Friday, June 09, 2006

The Peace War - Vernor Vinge

fifty years previously, the peace authority won the battle against a war-torn world. they owe their victory to a superior technology which allows them to trap in a “bobble” all violent forces. once instantaneously enclosed, the bobble is impenetrable whether from the outside or the inside.

and thus the peace authority has preserved the peace (what else!) for five decades even if through dictatorial means. though still garnering some support from the people, most factions (e.g. the tinkers, the bio-scientists) are planning to stage a rebellion against the authority. the uprising is being led by the great scientist/mathematician himself, paul naismith who, incidentally is credited with the invention of the bobble, a weapon the authority has so wantonly used.

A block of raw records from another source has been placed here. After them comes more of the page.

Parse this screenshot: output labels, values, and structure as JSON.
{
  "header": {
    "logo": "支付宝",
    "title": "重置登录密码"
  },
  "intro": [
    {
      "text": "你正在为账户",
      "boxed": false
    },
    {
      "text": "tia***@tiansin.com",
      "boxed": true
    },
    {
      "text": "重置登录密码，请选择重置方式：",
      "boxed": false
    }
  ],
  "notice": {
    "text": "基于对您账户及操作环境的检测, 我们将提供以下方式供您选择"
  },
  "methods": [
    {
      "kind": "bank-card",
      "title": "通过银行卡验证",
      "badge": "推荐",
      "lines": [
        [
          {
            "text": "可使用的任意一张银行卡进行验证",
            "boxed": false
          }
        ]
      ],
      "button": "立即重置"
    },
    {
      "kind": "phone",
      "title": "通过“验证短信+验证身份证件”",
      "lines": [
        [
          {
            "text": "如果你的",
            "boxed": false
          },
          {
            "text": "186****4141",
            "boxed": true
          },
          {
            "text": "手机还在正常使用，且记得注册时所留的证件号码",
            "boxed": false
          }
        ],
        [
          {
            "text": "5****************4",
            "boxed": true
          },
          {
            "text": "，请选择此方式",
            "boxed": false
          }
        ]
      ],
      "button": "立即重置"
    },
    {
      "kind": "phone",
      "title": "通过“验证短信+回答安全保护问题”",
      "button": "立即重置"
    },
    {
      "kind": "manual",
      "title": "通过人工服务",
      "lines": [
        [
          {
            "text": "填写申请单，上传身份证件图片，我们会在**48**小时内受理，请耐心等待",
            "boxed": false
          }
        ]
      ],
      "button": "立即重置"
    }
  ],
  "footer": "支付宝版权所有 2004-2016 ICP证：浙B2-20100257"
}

i hesitate to make comments about this book as i fear i do not posses the broad view. to me, stories with a science fiction aura to them (like “the peace war”) are usually (with rare exceptions) automatic good stories. when i can’t put my finger on any political argument in the novel, at the back of my mind, there’s always that factor that it’s a science fiction story.

so i will not further dillydally or uselessly waste your precious time, and instead will attempt to summarize my commentary in a few simple words: “the peace war” is fast-paced right from the start and it builds up to a very satisfying climax.

rating: 3 of 5 stars * * *
biases aside, this is a victory for a very underrated vernor vinge.

1 comment:

rob said...

I've heard his other books are also good. Vinge was on my list of authors to check out a few years ago, and I totally forgot about him.

'Marooned in Realtime', the sequel to this book, looks interesting too.